Crise no Reino Unido é reflexo do Brexit e terá solução difícil, apesar do novo governo
Restaurar a confiança na economia britânica, devastada pelos governos anteriores, será o principal desafio do novo primeiro-ministro Rishi Sunak, escolhido como o sucessor de Liz Truss, que ficou apenas 44 dias no cargo. Porém, a origem dos problemas pode ser bem anterior ao governo dela e remontar a uma escolha crucial para o Reino Unido, que foi a saída da União Europeia (UE).
Esta é a avaliação do professor José Luiz Niemeyer, coordenador do curso de Relações Internacionais do Ibmec do Rio de Janeiro, ouvido pela RFI Brasil. O Reino Unido perdeu muito mercado saindo da União Europeia.
"O mercado europeu, ainda que tenha problemas de tarifas entre os países, já era uma união aduaneira estabelecida", explica o especialista. Por mais que houvesse problemas entre os países, havia garantia de compra de produtos e serviços britânicos. Essa perspectiva de exportação de serviços para os parceiros europeus foi muito prejudicada, diz Niemeyer, por mais que agora o país esteja livre para criar acordos com todos os países do sistema internacional", completa.
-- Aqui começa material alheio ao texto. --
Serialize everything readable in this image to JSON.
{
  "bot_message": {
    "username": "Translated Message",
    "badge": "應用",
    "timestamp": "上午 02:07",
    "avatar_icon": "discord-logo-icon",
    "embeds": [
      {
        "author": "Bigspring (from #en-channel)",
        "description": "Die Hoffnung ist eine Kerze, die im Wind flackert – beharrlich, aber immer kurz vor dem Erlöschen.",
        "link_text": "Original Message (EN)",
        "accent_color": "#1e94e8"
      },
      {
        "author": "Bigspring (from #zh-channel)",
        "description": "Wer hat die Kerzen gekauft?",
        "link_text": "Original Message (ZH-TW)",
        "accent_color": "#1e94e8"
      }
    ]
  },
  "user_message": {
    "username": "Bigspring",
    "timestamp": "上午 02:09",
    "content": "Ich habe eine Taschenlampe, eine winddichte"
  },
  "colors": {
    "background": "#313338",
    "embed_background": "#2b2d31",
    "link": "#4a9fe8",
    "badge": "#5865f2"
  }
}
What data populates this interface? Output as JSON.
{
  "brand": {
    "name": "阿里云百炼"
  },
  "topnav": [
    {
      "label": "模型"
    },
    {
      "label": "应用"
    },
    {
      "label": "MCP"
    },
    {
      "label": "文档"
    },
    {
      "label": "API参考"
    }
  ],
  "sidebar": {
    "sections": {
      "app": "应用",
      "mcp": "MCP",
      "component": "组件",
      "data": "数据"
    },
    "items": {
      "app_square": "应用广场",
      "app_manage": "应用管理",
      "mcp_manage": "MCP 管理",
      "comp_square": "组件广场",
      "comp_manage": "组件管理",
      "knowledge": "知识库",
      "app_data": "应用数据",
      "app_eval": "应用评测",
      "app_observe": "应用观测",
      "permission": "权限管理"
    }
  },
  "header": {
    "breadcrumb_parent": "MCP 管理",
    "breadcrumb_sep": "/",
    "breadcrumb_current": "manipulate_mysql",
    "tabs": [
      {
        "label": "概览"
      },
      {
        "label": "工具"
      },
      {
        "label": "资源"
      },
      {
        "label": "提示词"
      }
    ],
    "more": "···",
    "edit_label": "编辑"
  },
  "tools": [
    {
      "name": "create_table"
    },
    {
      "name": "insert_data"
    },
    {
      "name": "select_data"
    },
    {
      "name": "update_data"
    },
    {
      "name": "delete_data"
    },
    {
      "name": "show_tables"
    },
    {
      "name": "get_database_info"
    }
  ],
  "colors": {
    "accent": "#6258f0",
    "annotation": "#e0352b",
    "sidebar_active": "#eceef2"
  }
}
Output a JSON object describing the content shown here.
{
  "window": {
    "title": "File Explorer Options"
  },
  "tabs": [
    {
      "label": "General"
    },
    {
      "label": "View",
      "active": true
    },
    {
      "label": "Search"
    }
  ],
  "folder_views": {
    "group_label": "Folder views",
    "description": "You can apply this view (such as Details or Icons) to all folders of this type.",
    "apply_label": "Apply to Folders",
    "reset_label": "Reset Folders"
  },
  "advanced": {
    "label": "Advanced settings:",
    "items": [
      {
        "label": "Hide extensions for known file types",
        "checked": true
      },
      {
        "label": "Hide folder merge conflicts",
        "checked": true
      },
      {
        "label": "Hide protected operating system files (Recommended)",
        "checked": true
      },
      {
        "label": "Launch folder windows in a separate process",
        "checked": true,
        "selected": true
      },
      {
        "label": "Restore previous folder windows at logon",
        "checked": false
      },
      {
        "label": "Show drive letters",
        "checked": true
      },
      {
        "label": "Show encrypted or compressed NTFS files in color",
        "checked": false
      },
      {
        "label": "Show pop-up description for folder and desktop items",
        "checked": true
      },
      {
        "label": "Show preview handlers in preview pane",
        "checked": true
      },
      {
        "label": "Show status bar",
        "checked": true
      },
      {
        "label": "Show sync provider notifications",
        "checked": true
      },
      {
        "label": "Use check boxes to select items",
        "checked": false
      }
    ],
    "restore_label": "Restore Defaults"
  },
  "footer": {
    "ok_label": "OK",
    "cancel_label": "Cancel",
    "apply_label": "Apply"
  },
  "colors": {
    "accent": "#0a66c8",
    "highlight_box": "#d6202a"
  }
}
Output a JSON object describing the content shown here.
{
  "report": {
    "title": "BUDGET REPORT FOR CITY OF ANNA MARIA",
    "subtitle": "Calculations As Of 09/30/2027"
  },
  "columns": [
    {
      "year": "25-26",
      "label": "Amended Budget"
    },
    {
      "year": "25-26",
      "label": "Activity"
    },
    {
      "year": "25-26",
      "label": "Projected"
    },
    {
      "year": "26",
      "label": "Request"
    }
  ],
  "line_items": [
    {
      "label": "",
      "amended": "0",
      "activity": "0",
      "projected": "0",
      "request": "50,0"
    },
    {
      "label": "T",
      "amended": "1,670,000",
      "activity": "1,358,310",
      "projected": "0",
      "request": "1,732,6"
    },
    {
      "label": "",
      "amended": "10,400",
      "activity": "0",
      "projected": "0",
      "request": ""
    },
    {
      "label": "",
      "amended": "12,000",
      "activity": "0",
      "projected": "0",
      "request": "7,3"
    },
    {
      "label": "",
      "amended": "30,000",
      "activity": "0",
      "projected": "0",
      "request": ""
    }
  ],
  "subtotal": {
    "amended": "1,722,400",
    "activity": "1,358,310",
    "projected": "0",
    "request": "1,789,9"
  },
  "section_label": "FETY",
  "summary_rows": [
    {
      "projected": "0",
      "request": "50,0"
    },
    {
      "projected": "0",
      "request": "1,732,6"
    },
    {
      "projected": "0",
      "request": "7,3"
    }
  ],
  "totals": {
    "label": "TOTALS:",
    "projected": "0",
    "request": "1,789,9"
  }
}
Ao anunciar um plano de corte de impostos, sem apontar um financiamento, Liz Truss causou nervosismo nos mercados e fez os britânicos pagarem a conta com uma inflação de 10%, a mais alta do G7 e a maior no país em 40 anos, o que tem reduzido o poder de compra da população. Um erro fatal, na opinião do professor Niemeyer.
"Inflação derruba governo, ainda mais quando você tem o parlamentarismo e o gabinete pode cair a qualquer momento. Inflação é muito grave. E são países que não estavam acostumados a viver com inflação desde a Segunda Guerra", diz.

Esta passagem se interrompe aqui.